B.—Infrastructure. — Installations préliminaires. — Travaux. — Terrassements: l'homme, le cheval, la machine, les principales tranchées. — Ouvrages d'art: souterrains, tracé, percement, accidents; les principaux souterrains; le tunnel des Alpes. — Viaducs en pierre, en bois, en fer, en fonte. Principaux viaducs. — Principaux ponts. Pont du Niagara.
Aux avant-projets généralement étudiés dans différentes directions, succèdent les projets; à l'esquisse, le tracé définitif. Les balises, les jalons, les piquets sont plantés, et sur le coteau ou dans la plaine on voit se dessiner la ligne future. Les études d'ensemble sont suivies des études de détail. Les ouvrages destinés au maintien de la circulation et à l'écoulement des eaux sont projetés aux traversées de chemins et de cours d'eau. Les souterrains et les viaducs sont étudiés. Les variantes du tracé aux abords des faîtes ou des cours d'eau à franchir sont étudiées et comparées au tracé primitif, les terrains sont reconnus par des sondages dans l'emplacement des tranchées à ouvrir, des souterrains à percer ou des ponts à établir, les matériaux de construction sont recherchés, les carrières ouvertes, les briqueteries et les fours à chaux montés.
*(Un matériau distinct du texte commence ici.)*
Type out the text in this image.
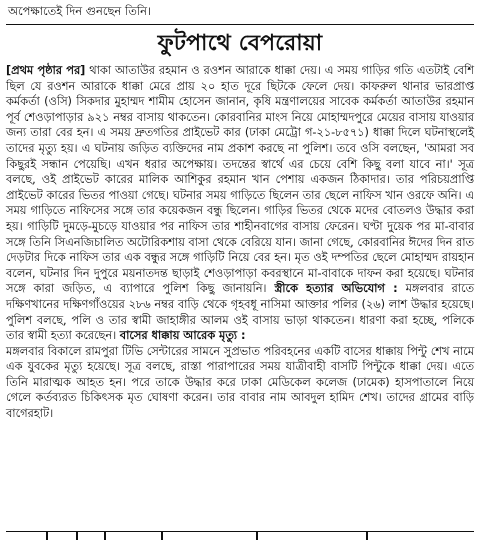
অপেক্ষাতেই দিন গুনছেন তিনি।

ফুটপাথে বেপরোয়া

[প্রথম পৃষ্ঠার পর] থাকা আতাউর রহমান ও রওশন আরাকে ধাক্কা দেয়। এ সময় গাড়ির গতি এতটাই বেশি ছিল যে রওশন আরাকে ধাক্কা মেরে প্রায় ২০ হাত দূরে ছিটকে ফেলে দেয়। কাফরুল থানার ভারপ্রাপ্ত কর্মকর্তা (ওসি) সিকদার মুহাম্মদ শামীম হোসেন জানান, কৃষি মন্ত্রণালয়ের সাবেক কর্মকর্তা আতাউর রহমান পূর্ব শেওড়াপাড়ার ৯২১ নম্বর বাসায় থাকতেন। কোরবানির মাংস নিয়ে মোহাম্মদপুরে মেয়ের বাসায় যাওয়ার জন্য তারা বের হন। এ সময় দ্রুতগতির প্রাইভেট কার (ঢাকা মেট্রো গ-২১-৮৫৭১) ধাক্কা দিলে ঘটনাস্থলেই তাদের মৃত্যু হয়। এ ঘটনায় জড়িত ব্যক্তিদের নাম প্রকাশ করছে না পুলিশ। তবে ওসি বলছেন, 'আমরা সব কিছুরই সন্ধান পেয়েছি। এখন ধরার অপেক্ষায়। তদন্তের স্বার্থে এর চেয়ে বেশি কিছু বলা যাবে না।' সূত্র বলছে, ওই প্রাইভেট কারের মালিক আশিকুর রহমান খান পেশায় একজন ঠিকাদার। তার পরিচয়প্রাপ্তি প্রাইভেট কারের ভিতর পাওয়া গেছে। ঘটনার সময় গাড়িতে ছিলেন তার ছেলে নাফিস খান ওরফে অনি। এ সময় গাড়িতে নাফিসের সঙ্গে তার কয়েকজন বন্ধু ছিলেন। গাড়ির ভিতর থেকে মদের বোতলও উদ্ধার করা হয়। গাড়িটি দুমড়ে-মুচড়ে যাওয়ার পর নাফিস তার শাহীনবাগের বাসায় ফেরেন। ঘণ্টা দুয়েক পর মা-বাবার সঙ্গে তিনি সিএনজিচালিত অটোরিকশায় বাসা থেকে বেরিয়ে যান। জানা গেছে, কোরবানির ঈদের দিন রাত দেড়টার দিকে নাফিস তার এক বন্ধুর সঙ্গে গাড়িটি নিয়ে বের হন। মৃত ওই দম্পতির ছেলে মোহাম্মদ রায়হান বলেন, ঘটনার দিন দুপুরে ময়নাতদন্ত ছাড়াই শেওড়াপাড়া কবরস্থানে মা-বাবাকে দাফন করা হয়েছে। ঘটনার সঙ্গে কারা জড়িত, এ ব্যাপারে পুলিশ কিছু জানায়নি। স্ত্রীকে হত্যার অভিযোগ : মঙ্গলবার রাতে দক্ষিণখানের দক্ষিণগাঁওয়ের ২৮৬ নম্বর বাড়ি থেকে গৃহবধূ নাসিমা আক্তার পলির (২৬) লাশ উদ্ধার হয়েছে। পুলিশ বলছে, পলি ও তার স্বামী জাহাঙ্গীর আলম ওই বাসায় ভাড়া থাকতেন। ধারণা করা হচ্ছে, পলিকে তার স্বামী হত্যা করেছেন। বাসের ধাক্কায় আরেক মৃত্যু :

মঙ্গলবার বিকালে রামপুরা টিভি সেন্টারের সামনে সুপ্রভাত পরিবহনের একটি বাসের ধাক্কায় পিন্টু শেখ নামে এক যুবকের মৃত্যু হয়েছে। সূত্র বলছে, রাস্তা পারাপারের সময় যাত্রীবাহী বাসটি পিন্টুকে ধাক্কা দেয়। এতে তিনি মারাত্মক আহত হন। পরে তাকে উদ্ধার করে ঢাকা মেডিকেল কলেজ (ঢামেক) হাসপাতালে নিয়ে গেলে কর্তব্যরত চিকিৎসক মৃত ঘোষণা করেন। তার বাবার নাম আবদুল হামিদ শেখ। তাদের গ্রামের বাড়ি বাগেরহাট।
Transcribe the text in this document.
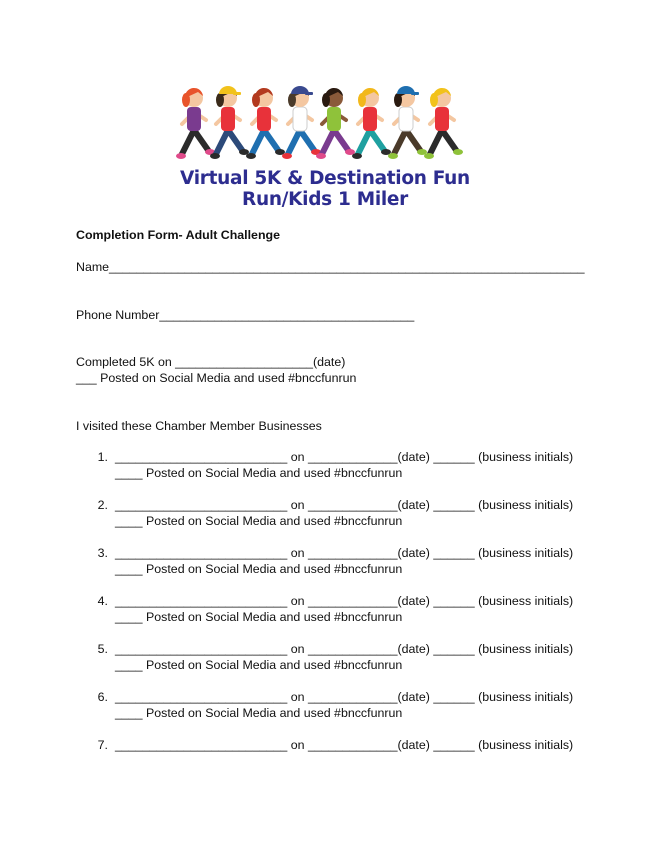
Virtual 5K & Destination Fun
Run/Kids 1 Miler
Completion Form- Adult Challenge
Name_____________________________________________________________________
Phone Number_____________________________________
Completed 5K on ____________________(date)
___ Posted on Social Media and used #bnccfunrun
I visited these Chamber Member Businesses
1. _________________________ on _____________(date) ______ (business initials)
____ Posted on Social Media and used #bnccfunrun
2. _________________________ on _____________(date) ______ (business initials)
____ Posted on Social Media and used #bnccfunrun
3. _________________________ on _____________(date) ______ (business initials)
____ Posted on Social Media and used #bnccfunrun
4. _________________________ on _____________(date) ______ (business initials)
____ Posted on Social Media and used #bnccfunrun
5. _________________________ on _____________(date) ______ (business initials)
____ Posted on Social Media and used #bnccfunrun
6. _________________________ on _____________(date) ______ (business initials)
____ Posted on Social Media and used #bnccfunrun
7. _________________________ on _____________(date) ______ (business initials)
L'œuvre se prépare: l'appareilleur dresse l'aire sur laquelle il dessine ses épures de coupes de pierres, le charpentier approvisionne ses bois, élève les baraques, met en train la construction des brouettes, des wagons de terrassement, des chariots, des chèvres, des grues, des engins et des échafaudages de toutes sortes, nécessaires à l'exécution des travaux de terrassement et des ouvrages en maçonnerie. Les magasins se garnissent, le fer arrive, voici des rails pour l'établissement des voies provisoires, puis des pompes pour les épuisements, des ventilateurs pour l'aérage des souterrains, des locomobiles pour la mise en marche de ce gros matériel, enfin des locomotives pour le transport rapide des terres déblayées.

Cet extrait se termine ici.